Today de Blasio made his weekly appearance on WNYC’s The Brian Lehrer Show and Brian Lehrer asked the mayor about calling these lobbyists “agents of the city,” as if that terminology “is a dodge to hide something.”
As if Mayor de Blasio had anything to hide! (Except for his emails and talks with these lobbyists, which definitely do not contain anything the mayor wants to hide.)
“I’ve said very clearly—these are folks who are advisors, and in some cases advisors for decades. I rely on them to think about the work I have to do to serve the people of New York City. And it’s perfectly appropriate that those conversations be done in a way that’s conducive,” the mayor replied.
Later, he commented, “You could say, you know, let’s look at every conversation someone has in the course of the day in person or by phone. You know, where does the line get drawn here? In the end, we are relied upon to set a standard of integrity.”
Who doesn’t need to have conducive conversations with trusted advisors from time to time? Everyone needs to have conducive conversations. Doctors say you should be having eight glasses of conducive conversations every day!
You wouldn’t want people reading candid conversations with your boss, right?
Now just imagine if you worked for your boss but also worked for this other company that sometimes had competing interests and sometimes did business with your first company, and that both of them paid you—either directly or through some non-profit that supports your boss (your first boss not your second other boss at the competition). Then imagine that your boss was elected by the people of New York City to serve them. See how easy this is?
But what if de Blasio is talking to these lobbyists about the clients they represent? The clients who have business before the city and millions of dollars at stake?

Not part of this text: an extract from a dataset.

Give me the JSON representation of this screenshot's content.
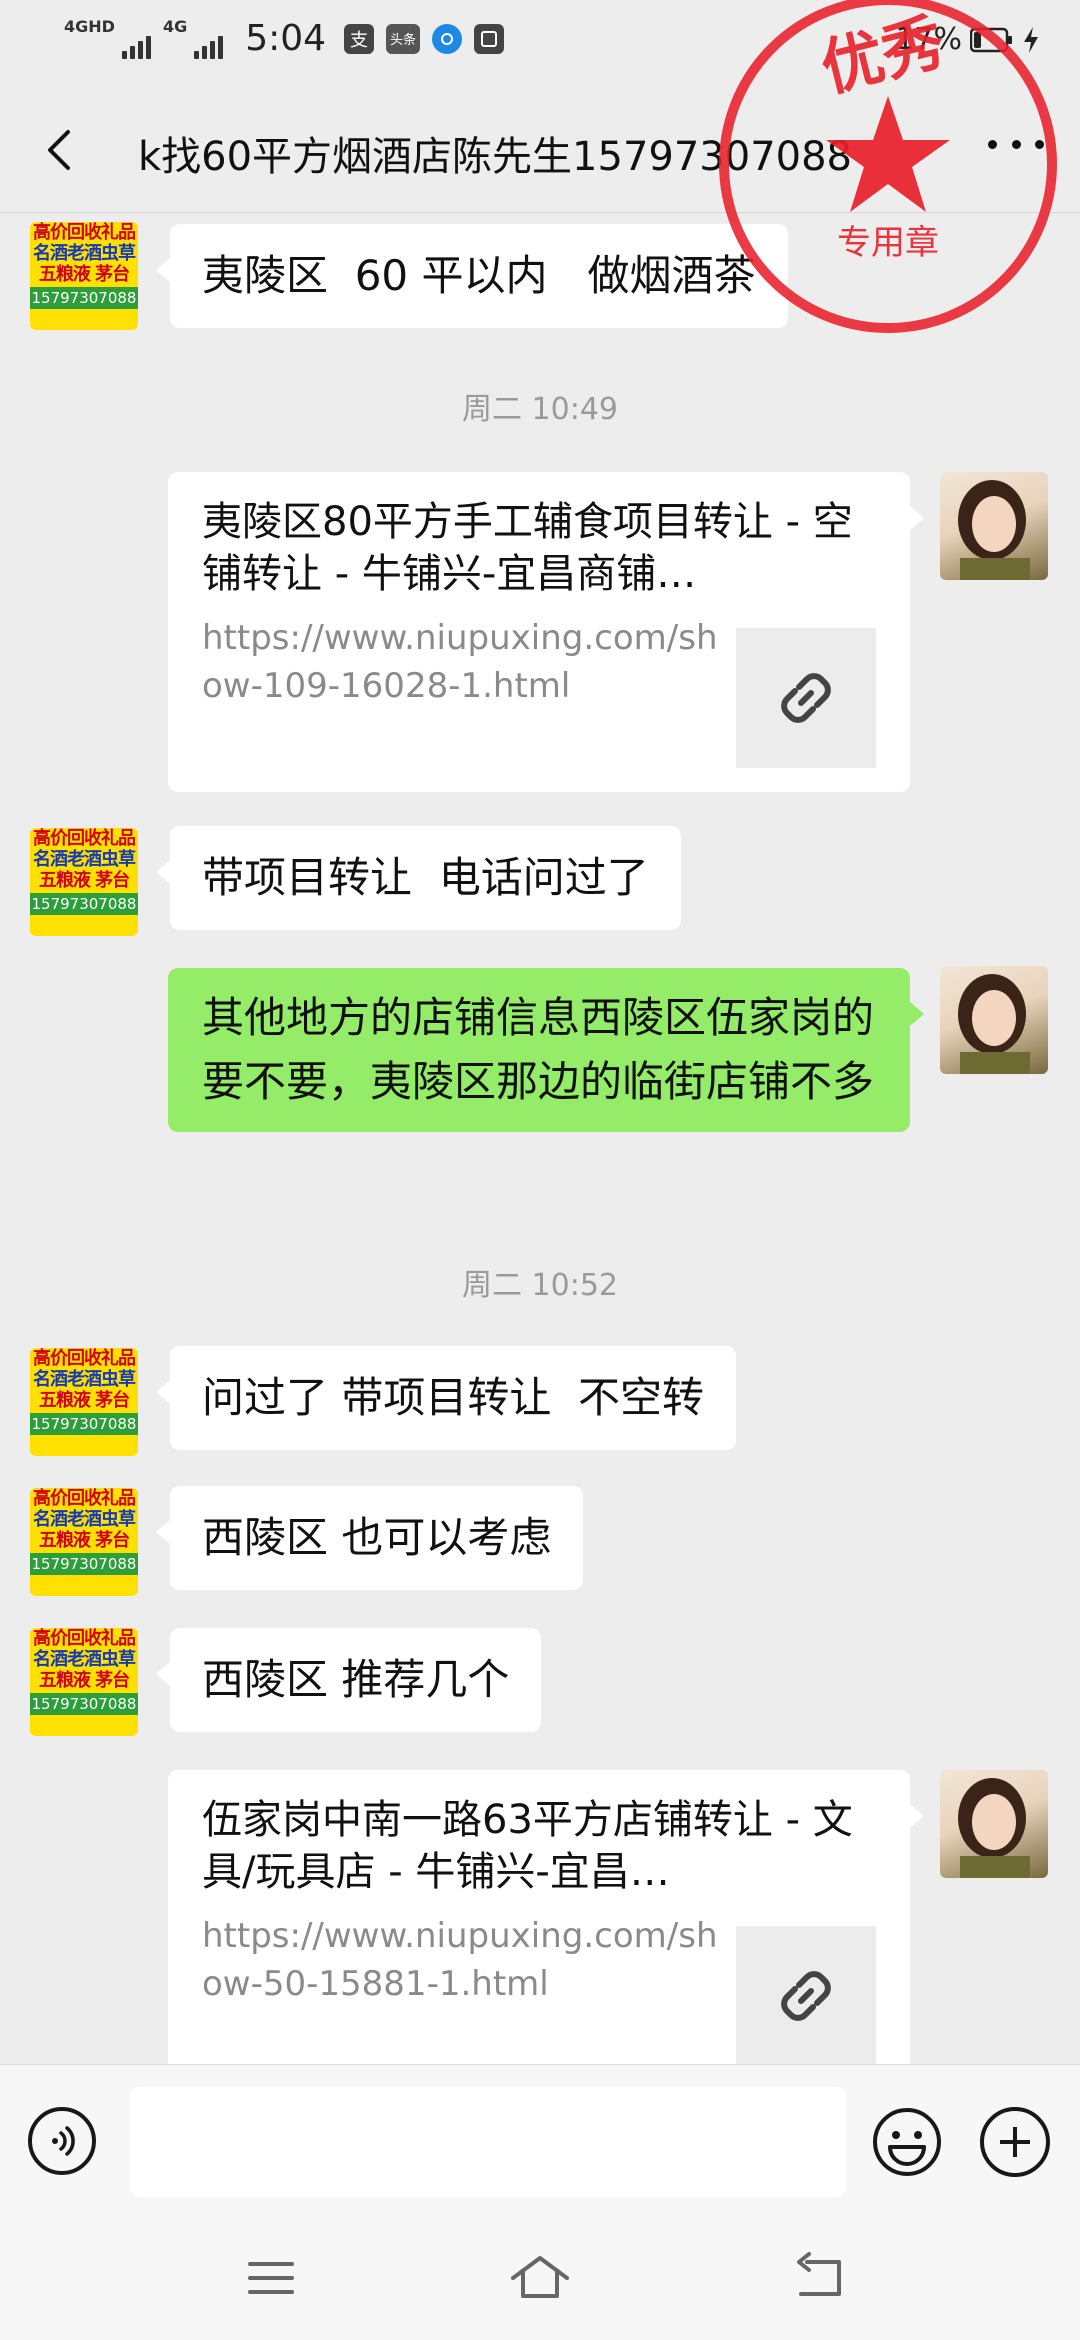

These are questions you ask when you have never been mayor, but Mayor de Blasio is still going to answer them, because he understands your flaws and loves you anyway.
“If any of them were ever to attempt to talk about a business matter related to a client - first of all, I wouldn’t allow it. Second of all, that would be something - of course that is discloseable - but what I’ve said from the beginning is they don’t talk to me about their clients and business matters with clients, they just don’t. I’ve been clear about it. They’ve been clear about it.”
If they don’t talk about their clients, then they must be physically incapable of thinking about them either. It’s as if those other clients don’t exist (even if they do, because they definitely do, which is why none of these people work directly for the mayor in City Hall).
Don’t take de Blasio’s word for it—he doesn’t.
“Everything is based on legal guidance. I don’t make this stuff up. I turn to lawyers to guide me and tell me what’s appropriate. And I think if you’ve got advisors who are offering advice on a regular basis on the issues of the day that is an appropriate area to treat with some confidentiality.”
Robert Freeman has worked for New York State’s Committee on Open Government since 1974 and has been its executive director since 1976. He has a law degree from NYU and arguably knows more about the state’s Freedom of Information Law than anyone else. We asked him what he thought of Mayor de Blasio’s “agents of the city.”
“In truth, the phrase ‘agents of the city’ is a new one. I don’t recall seeing it in any judicial decision construing FOIL,” Freeman wrote in an email.
“There are decisions, however, that deal with consultants, and they refer to consultants ‘retained’ by an agency. The term ‘retained’ in my view means a person or firm hired for compensation; I don’t believe that seeking advice from a friend makes him, her or it a consultant or, therefore, that the communications with that person may be withheld under FOIL as 'intra-agency materials.'"
It’s worth pointing out here that Freeman has never been the mayor of New York City.